Plot of D_l versus temperature from our measurements in lard and related measurements in olive oil from Ref. [19]. The increase of D_l with temperature is estimated to be approximately 0.35 nm²/µs/°C.

Diffusion imaging of lipids in vivo is relatively unexplored and may have medical applications in assessing fatty acid distributions or for monitoring temperatures in fatty tissues during MR-guided thermal therapies. Technical difficulties of performing lipid diffusion imaging have been overcome in this work by using high b-factor LSDI sequences as implemented on a high-performance animal scanner, allowing for measurement of lipid diffusion coefficients, which are approximately 100 times smaller than typical water diffusion coefficients. With clinical scanners, stimulated-echo- as opposed to spin-echo-based approaches are probably the most practical for achieving the strong b-factor weightings needed for D_l assessments, given the limitations of gradient strengths available and the need to keep TEs as short as possible to limit T₂ decay signal loss. Estimates of how strong the b factors should be can be made using the measured values of D_l from either Lehnert et al.'s study [13] or this study, within the framework of the two-point optimization calculation of Xing et al. [20], who showed that the high b factor should obey the approximate relation bD_l=1.1. Thus, for D_l values in the range of 9 to 18 nm²/µs, high b values of 0.06 to 0.12 µs/nm², or, in more conventional units, 0.06 to 0.122 µs/nm², should be employed.
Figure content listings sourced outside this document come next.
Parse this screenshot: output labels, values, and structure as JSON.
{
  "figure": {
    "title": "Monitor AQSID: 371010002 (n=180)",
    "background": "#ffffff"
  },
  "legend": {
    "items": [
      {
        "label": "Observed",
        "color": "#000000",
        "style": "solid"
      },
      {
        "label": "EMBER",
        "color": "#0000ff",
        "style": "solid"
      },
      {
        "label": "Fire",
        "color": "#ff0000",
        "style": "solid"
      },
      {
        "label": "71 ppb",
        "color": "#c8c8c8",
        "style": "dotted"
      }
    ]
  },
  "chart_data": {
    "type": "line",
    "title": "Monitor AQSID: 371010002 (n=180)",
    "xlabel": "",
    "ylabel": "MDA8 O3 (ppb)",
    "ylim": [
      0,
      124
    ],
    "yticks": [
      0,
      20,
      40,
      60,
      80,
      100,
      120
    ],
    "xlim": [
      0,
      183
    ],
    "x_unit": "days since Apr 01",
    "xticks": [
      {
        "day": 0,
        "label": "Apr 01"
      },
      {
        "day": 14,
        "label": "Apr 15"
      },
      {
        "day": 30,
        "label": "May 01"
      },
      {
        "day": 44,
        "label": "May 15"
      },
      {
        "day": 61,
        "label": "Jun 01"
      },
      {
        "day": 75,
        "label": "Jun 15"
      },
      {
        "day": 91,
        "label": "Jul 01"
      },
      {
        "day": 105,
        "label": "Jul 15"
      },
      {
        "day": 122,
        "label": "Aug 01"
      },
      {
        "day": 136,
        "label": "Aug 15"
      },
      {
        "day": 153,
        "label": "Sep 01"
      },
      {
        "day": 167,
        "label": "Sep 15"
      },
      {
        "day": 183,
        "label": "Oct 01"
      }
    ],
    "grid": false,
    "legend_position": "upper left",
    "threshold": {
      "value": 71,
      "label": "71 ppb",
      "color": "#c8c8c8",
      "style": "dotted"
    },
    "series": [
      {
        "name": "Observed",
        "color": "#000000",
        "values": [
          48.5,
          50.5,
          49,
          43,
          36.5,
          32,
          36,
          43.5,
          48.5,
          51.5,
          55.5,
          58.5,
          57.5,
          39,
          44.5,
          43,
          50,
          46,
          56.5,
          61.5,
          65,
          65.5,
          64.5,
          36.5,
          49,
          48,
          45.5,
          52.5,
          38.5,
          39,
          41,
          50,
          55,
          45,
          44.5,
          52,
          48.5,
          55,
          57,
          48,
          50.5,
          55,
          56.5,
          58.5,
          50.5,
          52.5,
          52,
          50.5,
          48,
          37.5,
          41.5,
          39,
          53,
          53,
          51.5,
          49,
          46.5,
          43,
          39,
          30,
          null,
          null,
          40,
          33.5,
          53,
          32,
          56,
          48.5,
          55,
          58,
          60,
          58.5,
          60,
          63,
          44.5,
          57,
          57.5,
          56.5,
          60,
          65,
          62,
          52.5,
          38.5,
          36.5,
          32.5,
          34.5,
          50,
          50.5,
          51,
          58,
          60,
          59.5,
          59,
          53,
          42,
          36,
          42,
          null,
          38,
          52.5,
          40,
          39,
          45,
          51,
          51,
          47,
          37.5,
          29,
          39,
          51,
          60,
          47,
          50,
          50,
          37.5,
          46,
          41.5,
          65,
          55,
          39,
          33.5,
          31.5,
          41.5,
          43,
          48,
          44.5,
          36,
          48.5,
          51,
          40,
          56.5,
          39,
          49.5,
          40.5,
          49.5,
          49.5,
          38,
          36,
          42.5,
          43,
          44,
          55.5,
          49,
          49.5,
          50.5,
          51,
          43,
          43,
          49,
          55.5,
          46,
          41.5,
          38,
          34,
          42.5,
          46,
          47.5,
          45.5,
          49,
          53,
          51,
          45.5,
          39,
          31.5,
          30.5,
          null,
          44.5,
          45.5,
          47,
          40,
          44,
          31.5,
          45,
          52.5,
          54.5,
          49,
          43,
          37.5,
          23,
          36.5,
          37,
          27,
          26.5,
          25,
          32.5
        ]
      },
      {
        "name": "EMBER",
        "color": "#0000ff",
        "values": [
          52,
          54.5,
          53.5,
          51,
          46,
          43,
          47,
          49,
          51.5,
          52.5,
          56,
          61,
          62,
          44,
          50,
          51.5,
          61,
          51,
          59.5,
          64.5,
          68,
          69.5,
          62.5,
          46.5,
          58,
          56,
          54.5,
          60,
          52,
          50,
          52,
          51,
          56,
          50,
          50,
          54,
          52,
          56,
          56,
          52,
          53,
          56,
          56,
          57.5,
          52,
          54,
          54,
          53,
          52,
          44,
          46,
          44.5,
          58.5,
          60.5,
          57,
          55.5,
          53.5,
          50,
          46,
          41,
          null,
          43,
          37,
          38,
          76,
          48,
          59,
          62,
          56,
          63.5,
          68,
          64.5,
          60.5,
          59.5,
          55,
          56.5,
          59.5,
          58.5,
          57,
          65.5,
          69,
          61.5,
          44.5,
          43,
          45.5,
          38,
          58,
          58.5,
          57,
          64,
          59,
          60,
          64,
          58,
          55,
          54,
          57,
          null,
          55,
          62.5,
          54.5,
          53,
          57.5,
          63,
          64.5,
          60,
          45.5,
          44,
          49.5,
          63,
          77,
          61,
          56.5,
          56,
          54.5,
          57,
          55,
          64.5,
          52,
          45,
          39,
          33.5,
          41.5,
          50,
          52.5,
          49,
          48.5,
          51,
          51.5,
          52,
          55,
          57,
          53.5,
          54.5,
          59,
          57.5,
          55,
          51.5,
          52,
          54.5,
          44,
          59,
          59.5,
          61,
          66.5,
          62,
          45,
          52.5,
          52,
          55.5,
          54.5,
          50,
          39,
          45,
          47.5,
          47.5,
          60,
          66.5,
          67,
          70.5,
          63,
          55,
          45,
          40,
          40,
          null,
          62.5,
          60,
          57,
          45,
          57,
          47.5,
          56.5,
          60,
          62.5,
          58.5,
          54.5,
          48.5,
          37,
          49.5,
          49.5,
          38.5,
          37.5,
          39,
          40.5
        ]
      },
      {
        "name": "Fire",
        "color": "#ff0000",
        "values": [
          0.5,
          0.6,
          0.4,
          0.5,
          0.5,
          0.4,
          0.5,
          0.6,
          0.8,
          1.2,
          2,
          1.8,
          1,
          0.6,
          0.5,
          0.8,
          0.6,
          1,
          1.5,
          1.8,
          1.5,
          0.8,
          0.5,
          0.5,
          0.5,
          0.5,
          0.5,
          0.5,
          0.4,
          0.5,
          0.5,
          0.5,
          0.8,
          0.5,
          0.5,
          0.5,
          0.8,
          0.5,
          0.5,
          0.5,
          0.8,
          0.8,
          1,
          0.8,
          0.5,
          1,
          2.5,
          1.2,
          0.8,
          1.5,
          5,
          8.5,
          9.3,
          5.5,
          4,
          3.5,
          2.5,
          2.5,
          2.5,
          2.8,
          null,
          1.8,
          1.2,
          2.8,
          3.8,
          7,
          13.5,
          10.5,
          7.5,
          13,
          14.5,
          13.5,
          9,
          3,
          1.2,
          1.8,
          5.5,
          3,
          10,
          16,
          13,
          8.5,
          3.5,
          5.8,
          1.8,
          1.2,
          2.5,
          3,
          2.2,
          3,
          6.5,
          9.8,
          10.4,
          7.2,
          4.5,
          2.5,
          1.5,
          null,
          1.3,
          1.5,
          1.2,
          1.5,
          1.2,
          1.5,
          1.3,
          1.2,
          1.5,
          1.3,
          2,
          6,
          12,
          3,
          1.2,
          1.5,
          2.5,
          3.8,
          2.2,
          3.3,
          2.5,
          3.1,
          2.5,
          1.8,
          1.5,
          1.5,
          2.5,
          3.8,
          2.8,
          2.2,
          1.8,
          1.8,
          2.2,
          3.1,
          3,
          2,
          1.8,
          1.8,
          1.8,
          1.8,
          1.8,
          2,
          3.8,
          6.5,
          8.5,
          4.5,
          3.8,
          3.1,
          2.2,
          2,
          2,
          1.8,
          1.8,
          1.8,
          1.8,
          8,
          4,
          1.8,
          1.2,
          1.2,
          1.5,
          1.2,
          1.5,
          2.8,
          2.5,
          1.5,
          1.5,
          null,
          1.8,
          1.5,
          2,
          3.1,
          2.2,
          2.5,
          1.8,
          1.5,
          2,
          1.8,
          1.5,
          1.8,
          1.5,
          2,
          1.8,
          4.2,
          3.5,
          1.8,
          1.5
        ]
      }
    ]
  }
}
Finally, as with water diffusion measurements, restricted diffusion effects can play a role in lipid diffusion measurements with droplet or lipid containing pore sizes affecting the observed D_l values, which, in turn, become sensitive to the diffusion times employed [19]. However, the extent to which information regarding lipid domain sizes can be inferred and exploited to study aspects of bone degeneration in disease processes like osteoporosis remains to be assessed.